Виктор Дмитриевич Дувакин: Понятно. Дега.
И. Р.-Д.: Да, художники. И брат у меня художник был, все кругом были художники, с которыми я встречалась. Меня как-то так все поддерживали, меня любили, лелеяли. А потом меня мать послала в Москву учиться. Был родственник, который сказал, что я буду у него жить и что он будет за мной следить. Ну, мать ему доверила, и он приехал — как раз проезжал с юга (я уже не помню, откуда), и она меня ему сдала. Но я у него не жила, потому что молодой человек легкомысленный, ухаживал за женщинами, я ему явно мешала, и я там как-то перебивалась, но матери не говорила ничего. Училась я тогда — было такое хореографическое училище имени Луначарского, там, где Мессерер кончал и многие. Мне было тяжело материально, потому что и родителям было тяжело, они не могли мне помогать много, мне нужно было где-то подрабатывать. В общем, мне пришлось очень тяжело, конечно.
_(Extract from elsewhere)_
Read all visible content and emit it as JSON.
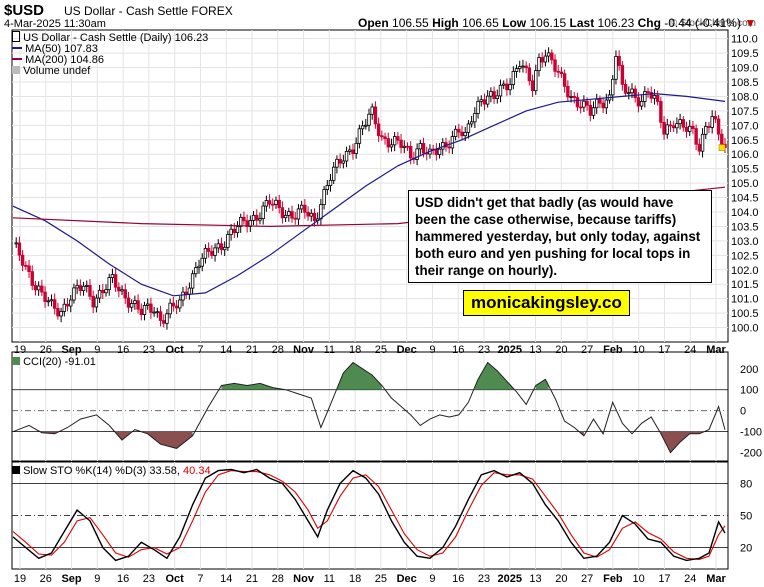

В. Д.: Сколько вам в это время уже лет было?
И. Р.-Д.: Мне было лет пятнадцать-шестнадцать, вот так. Но я где-то там поступала, кем-то там подрабатывала немножко.
В. Д.: Это был НЭП, да?
И. Р.-Д.: Да-да, это был НЭП. Потом вдруг пришло извещение, что набирает еврейский театр Грановского, ему нужны танцовщицы. Мы сговорились — человек десять девушек — и побежали экзаменоваться. Меня он принял, я ему очень понравилась, что-то там станцевала. Потом он меня заставлял в фойе делать какие-то немыслимые движения, сам не понимая. В общем, я произвела на него впечатление, и меня приняли туда. Вот я там и работала, и училась одновременно.
В. Д.: И учились тоже?
И. Р.-Д.: И училась, и работала. Было очень трудно, тяжело, но я была так молода, и много сил у меня было, что меня на это хватало.
В. Д.: Вы и сейчас молоды и очень <нрзб>!
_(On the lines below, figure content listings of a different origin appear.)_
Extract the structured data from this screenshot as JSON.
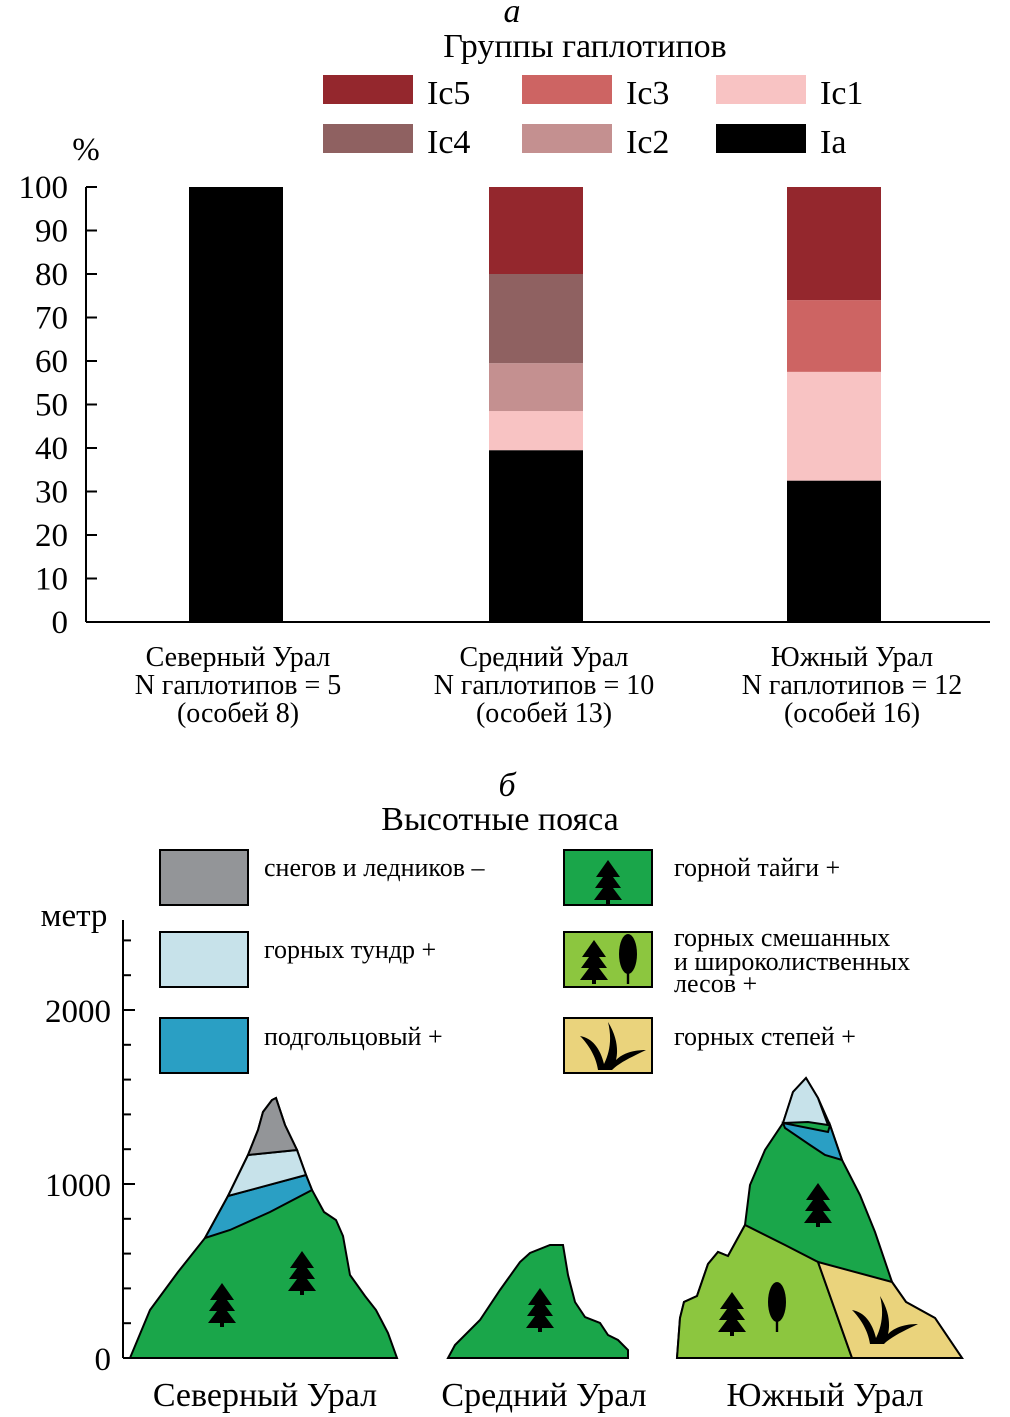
{
  "chart_data": [
    {
      "type": "bar",
      "stacked": true,
      "panel_label": "а",
      "legend_title": "Группы гаплотипов",
      "legend_placement": "top",
      "ylabel": "%",
      "ylim": [
        0,
        100
      ],
      "yticks": [
        0,
        10,
        20,
        30,
        40,
        50,
        60,
        70,
        80,
        90,
        100
      ],
      "grid": false,
      "categories": [
        {
          "name": "Северный Урал",
          "haplotypes": "N гаплотипов = 5",
          "individuals": "(особей 8)"
        },
        {
          "name": "Средний Урал",
          "haplotypes": "N гаплотипов = 10",
          "individuals": "(особей 13)"
        },
        {
          "name": "Южный Урал",
          "haplotypes": "N гаплотипов = 12",
          "individuals": "(особей 16)"
        }
      ],
      "series": [
        {
          "name": "Ia",
          "color": "#000000",
          "values": [
            100,
            39.5,
            32.5
          ]
        },
        {
          "name": "Ic1",
          "color": "#f8c3c3",
          "values": [
            0,
            9,
            25
          ]
        },
        {
          "name": "Ic2",
          "color": "#c49090",
          "values": [
            0,
            11,
            0
          ]
        },
        {
          "name": "Ic3",
          "color": "#cd6463",
          "values": [
            0,
            0,
            16.5
          ]
        },
        {
          "name": "Ic4",
          "color": "#8f6161",
          "values": [
            0,
            20.5,
            0
          ]
        },
        {
          "name": "Ic5",
          "color": "#94272d",
          "values": [
            0,
            20,
            26
          ]
        }
      ],
      "legend_order": [
        "Ic5",
        "Ic3",
        "Ic1",
        "Ic4",
        "Ic2",
        "Ia"
      ]
    },
    {
      "type": "diagram",
      "panel_label": "б",
      "legend_title": "Высотные пояса",
      "ylabel": "метр",
      "ylim": [
        0,
        2500
      ],
      "yticks": [
        0,
        1000,
        2000
      ],
      "belts": [
        {
          "key": "snow",
          "label": "снегов и ледников –",
          "color": "#939598"
        },
        {
          "key": "taiga",
          "label": "горной тайги +",
          "color": "#1aa64a"
        },
        {
          "key": "tundra",
          "label": "горных тундр +",
          "color": "#c7e2ea"
        },
        {
          "key": "mixed",
          "label_lines": [
            "горных смешанных",
            "и широколиственных",
            "лесов +"
          ],
          "color": "#8cc63f"
        },
        {
          "key": "subalpine",
          "label": "подгольцовый +",
          "color": "#2a9fc4"
        },
        {
          "key": "steppe",
          "label": "горных степей +",
          "color": "#ead37c"
        }
      ],
      "mountains": [
        {
          "name": "Северный Урал",
          "peak_m": 1500
        },
        {
          "name": "Средний Урал",
          "peak_m": 650
        },
        {
          "name": "Южный Урал",
          "peak_m": 1600
        }
      ]
    }
  ]
}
И. Р.-Д.: Да, молода, конечно (смеется). Я себя чувствую молодой. Это самое главное, правда?
В. Д.: Да.
И. Р.-Д.: Ну вот. Вот я помню такой… Я не помню, как называлась эта столовая, куда мы бегали в перерывы между репетицией и спектаклем обедать. Не то это был Жургаз… Наверно, Жургаз, это было на Тверском бульваре2.
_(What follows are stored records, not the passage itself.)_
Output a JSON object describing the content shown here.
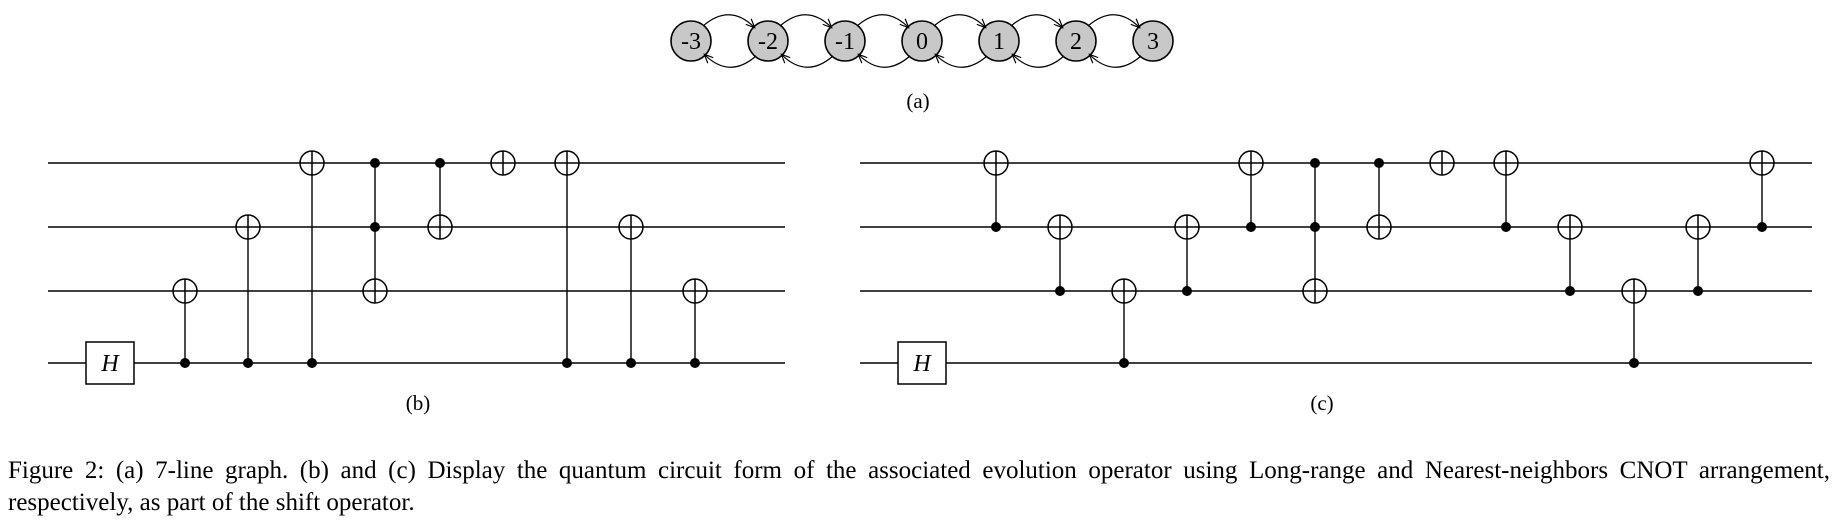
{
  "graph": {
    "nodes": [
      "-3",
      "-2",
      "-1",
      "0",
      "1",
      "2",
      "3"
    ],
    "sublabel": "(a)"
  },
  "circuit_b": {
    "sublabel": "(b)",
    "h_gate_label": "H",
    "gates": [
      {
        "type": "cnot",
        "control": 3,
        "target": 2
      },
      {
        "type": "cnot",
        "control": 3,
        "target": 1
      },
      {
        "type": "cnot",
        "control": 3,
        "target": 0
      },
      {
        "type": "toffoli",
        "controls": [
          0,
          1
        ],
        "target": 2
      },
      {
        "type": "cnot",
        "control": 0,
        "target": 1
      },
      {
        "type": "x",
        "target": 0
      },
      {
        "type": "cnot",
        "control": 3,
        "target": 0
      },
      {
        "type": "cnot",
        "control": 3,
        "target": 1
      },
      {
        "type": "cnot",
        "control": 3,
        "target": 2
      }
    ]
  },
  "circuit_c": {
    "sublabel": "(c)",
    "h_gate_label": "H",
    "gates": [
      {
        "type": "cnot",
        "control": 1,
        "target": 0
      },
      {
        "type": "cnot",
        "control": 2,
        "target": 1
      },
      {
        "type": "cnot",
        "control": 3,
        "target": 2
      },
      {
        "type": "cnot",
        "control": 2,
        "target": 1
      },
      {
        "type": "cnot",
        "control": 1,
        "target": 0
      },
      {
        "type": "toffoli",
        "controls": [
          0,
          1
        ],
        "target": 2
      },
      {
        "type": "cnot",
        "control": 0,
        "target": 1
      },
      {
        "type": "x",
        "target": 0
      },
      {
        "type": "cnot",
        "control": 1,
        "target": 0
      },
      {
        "type": "cnot",
        "control": 2,
        "target": 1
      },
      {
        "type": "cnot",
        "control": 3,
        "target": 2
      },
      {
        "type": "cnot",
        "control": 2,
        "target": 1
      },
      {
        "type": "cnot",
        "control": 1,
        "target": 0
      }
    ]
  },
  "caption": "Figure 2: (a) 7-line graph. (b) and (c) Display the quantum circuit form of the associated evolution operator using Long-range and Nearest-neighbors CNOT arrangement, respectively, as part of the shift operator."
}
В. Д.: На Тверском бульваре или на Никитском бульваре?
И. Р.-Д.: Нет, Тверском.
В. Д.: На Тверском — тогда это «Дом Герцена»3.
И. Р.-Д.: По-моему, да. Вот там была столовая. Каждый день туда приходил Маяковский, и там мы с ним познакомились. И как-то ему нравились просто молодые девушки, которые веселые, хохотуньи. Знаете, вообще, когда молодость, что нам, вообще? — море по колено! Ему нравились, и он ко мне как-то очень нежно и мило относился. Да ко всем нам, в общем, девушкам.
Балерина Наталья Александровна Дудинская выступала под псевдонимом Тальори, руководила балетной школой в Харькове (1914— 1923).
Жургаз (журнально-газетное объединение) располагался на Страстном бульваре, 11.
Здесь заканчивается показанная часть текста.